Some murmurs are innocent and may disappear over time or lasts a lifetime without causing further health problems. Other murmurs are abnormal and more serious. You can remember the various causes of heart murmurs by remembering, SPAMS.
S-P-A-M-S, S for stenosis, or narrowing of a valve. P for partial obstruction, which may be due to calcification, valve degeneration, coronary artery disease, or congenital abnormalities. A for aneurisms, in which an area of the aorta has become weak and enlarged. M for mitral or aortic regurgitation. This is when blood is leaking backward through the mitral or aortic valve. The heart has to work harder to force blood through the damaged valve and over time this can weaken or enlarge the heart leading to heart failure. S for septal defect, this is a hole in the septum that separates the ventricles or the atria.
A heart block is an abnormal heart rhythm known as an arrhythmia and can occur anywhere in the specialized conduction system of the heart. The electrical signals telling the heart to contract are partially or totally blocked between the atria and ventricles. Therefore, it is called an atrioventricular, or AV block.
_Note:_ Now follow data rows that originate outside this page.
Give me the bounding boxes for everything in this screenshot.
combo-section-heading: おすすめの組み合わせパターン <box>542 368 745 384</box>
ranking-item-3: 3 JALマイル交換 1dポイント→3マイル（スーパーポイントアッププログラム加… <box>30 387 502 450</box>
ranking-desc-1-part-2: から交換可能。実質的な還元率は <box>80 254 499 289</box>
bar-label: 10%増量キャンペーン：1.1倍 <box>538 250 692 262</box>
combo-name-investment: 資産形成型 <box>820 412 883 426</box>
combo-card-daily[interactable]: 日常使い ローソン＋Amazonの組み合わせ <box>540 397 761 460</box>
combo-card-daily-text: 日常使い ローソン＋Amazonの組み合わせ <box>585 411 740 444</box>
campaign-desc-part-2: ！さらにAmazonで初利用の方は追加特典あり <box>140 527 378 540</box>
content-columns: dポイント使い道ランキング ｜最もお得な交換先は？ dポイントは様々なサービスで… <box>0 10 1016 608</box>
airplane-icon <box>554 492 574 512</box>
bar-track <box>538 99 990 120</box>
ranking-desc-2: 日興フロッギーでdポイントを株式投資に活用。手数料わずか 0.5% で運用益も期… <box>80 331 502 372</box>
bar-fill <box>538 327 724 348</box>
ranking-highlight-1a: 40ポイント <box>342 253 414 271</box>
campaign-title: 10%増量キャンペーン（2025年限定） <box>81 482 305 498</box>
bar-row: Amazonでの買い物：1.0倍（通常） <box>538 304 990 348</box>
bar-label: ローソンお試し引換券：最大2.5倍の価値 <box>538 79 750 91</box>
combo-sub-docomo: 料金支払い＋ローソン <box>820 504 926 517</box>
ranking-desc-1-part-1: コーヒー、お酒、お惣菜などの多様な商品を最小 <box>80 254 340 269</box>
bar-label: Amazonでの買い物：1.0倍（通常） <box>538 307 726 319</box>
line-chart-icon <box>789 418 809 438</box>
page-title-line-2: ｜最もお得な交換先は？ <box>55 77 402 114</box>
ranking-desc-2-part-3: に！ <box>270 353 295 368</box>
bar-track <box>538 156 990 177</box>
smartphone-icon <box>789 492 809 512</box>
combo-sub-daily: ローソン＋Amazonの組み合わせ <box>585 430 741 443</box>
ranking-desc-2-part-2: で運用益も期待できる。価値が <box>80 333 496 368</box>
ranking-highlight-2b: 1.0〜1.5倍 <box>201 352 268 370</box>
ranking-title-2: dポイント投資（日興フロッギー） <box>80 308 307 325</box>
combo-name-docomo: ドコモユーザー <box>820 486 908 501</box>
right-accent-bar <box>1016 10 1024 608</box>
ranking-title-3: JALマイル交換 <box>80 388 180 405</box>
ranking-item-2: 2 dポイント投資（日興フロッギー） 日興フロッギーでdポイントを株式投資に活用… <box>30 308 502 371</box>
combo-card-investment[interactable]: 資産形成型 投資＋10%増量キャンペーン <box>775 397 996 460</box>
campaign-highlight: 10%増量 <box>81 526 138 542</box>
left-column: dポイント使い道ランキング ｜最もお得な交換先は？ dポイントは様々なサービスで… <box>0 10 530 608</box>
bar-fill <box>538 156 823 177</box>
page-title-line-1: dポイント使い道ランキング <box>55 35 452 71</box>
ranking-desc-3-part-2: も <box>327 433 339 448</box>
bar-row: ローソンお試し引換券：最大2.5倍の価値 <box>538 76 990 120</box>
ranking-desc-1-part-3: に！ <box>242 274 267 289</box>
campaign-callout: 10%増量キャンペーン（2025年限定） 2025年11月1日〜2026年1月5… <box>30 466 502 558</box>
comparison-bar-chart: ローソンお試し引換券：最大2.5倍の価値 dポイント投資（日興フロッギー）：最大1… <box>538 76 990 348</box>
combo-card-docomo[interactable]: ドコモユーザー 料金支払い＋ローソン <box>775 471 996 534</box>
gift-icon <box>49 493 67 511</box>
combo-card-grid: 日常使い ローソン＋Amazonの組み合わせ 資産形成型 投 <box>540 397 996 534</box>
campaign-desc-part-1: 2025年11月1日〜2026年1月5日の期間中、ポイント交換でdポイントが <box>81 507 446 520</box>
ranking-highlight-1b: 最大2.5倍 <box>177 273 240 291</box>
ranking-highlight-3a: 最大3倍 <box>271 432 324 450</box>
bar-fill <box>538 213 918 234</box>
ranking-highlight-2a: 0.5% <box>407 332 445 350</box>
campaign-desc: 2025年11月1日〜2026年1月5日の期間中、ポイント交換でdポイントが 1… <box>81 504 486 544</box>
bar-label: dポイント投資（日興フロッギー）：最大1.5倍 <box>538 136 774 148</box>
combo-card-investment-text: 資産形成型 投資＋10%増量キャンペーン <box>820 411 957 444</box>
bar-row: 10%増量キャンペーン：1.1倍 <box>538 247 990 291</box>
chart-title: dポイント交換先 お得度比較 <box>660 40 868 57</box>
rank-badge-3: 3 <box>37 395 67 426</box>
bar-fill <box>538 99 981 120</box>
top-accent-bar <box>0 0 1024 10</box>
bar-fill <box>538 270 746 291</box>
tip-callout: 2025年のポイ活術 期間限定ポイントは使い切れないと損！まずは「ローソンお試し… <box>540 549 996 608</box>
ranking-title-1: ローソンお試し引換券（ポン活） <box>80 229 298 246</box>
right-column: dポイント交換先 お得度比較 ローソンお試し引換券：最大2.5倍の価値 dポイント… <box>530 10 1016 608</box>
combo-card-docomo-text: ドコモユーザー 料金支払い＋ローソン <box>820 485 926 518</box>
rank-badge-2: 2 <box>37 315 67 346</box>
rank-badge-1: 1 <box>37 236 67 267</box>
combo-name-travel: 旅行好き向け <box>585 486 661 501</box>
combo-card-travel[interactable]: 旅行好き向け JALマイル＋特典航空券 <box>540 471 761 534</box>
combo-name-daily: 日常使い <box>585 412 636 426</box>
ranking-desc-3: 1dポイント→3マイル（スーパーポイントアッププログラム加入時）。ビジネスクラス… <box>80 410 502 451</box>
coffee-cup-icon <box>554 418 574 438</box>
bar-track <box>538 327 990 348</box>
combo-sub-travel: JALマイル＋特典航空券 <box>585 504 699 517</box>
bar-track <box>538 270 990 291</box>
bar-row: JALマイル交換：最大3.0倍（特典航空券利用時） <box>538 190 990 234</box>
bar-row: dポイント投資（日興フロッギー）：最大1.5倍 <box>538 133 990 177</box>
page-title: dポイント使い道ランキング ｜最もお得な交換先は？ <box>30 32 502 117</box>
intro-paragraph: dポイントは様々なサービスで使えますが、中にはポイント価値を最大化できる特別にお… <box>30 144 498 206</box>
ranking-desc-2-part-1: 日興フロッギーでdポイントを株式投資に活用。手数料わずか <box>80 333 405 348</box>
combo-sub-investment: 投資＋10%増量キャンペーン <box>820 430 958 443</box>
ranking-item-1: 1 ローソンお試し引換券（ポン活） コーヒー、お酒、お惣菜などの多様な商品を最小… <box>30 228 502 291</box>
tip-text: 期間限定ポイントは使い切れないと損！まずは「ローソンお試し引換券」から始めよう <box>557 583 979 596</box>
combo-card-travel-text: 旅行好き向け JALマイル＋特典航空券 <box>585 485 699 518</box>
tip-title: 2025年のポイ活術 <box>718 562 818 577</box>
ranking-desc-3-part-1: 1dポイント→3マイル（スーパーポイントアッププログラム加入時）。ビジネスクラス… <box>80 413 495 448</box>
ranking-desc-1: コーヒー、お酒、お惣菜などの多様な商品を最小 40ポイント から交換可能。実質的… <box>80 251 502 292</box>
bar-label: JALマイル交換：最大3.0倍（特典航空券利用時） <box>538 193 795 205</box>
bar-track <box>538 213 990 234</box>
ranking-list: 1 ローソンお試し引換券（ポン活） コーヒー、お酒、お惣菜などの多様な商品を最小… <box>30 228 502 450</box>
The AV blocks are identified by their severity, first-degree, second-degree– which can be subdivided into Type I, (Wenckebach) and Type II, (Mobitz II)– and then third-degree heart block. What does all of this mean? Here’s our further explanation. First-degree heart block occurs when the electrical impulses are slowed down but they all successfully reach the ventricles.
This type rarely causes problems and is often seen in highly trained athletes, or as a result of some medications. On the EKG, the PR interval is greater than 0.2 seconds, indicating a conduction delay in the AV node. Second-degree heart block exists when there is intermittent conduction failure and occurs in two varieties.
Type I, (also called Mobitz I, or Wenckebach) and Type II (or Mobitz II). In Wenckebach, the electrical impulses are delayed further and further until conduction fails to reach the ventricles entirely. This is characterized by a PR interval that progressively lengthens until the P wave is not followed by a QRS complex– the QRS has dropped off after the P wave.
In second-degree Type II (or Mobitz II), some of the electrical impulses are unable to reach the ventricles at all. The non-conducted P waves ‘can’t get through’ and may occur at random or in patterned ratios. This is much more serious and may require a pacemaker.
Third-degree heart block is a complete heart block in which none of the electrical impulses from the atria reach the ventricles, and the atria and ventricles beat independently. The ventricles may generate some impulses on their own, but at a rate much slower than normal.
Generally, the patient requires a permanent pacemaker. Here’s a simple poem to help you remember the types of AV heart blocks. If the R is far from P, then you have a first-degree. Longer, longer, longer drop then you have a Wenckebach. If some Ps don’t get through, then you have Mobitz II. If Ps and Qs don’t agree, then you have a third-degree.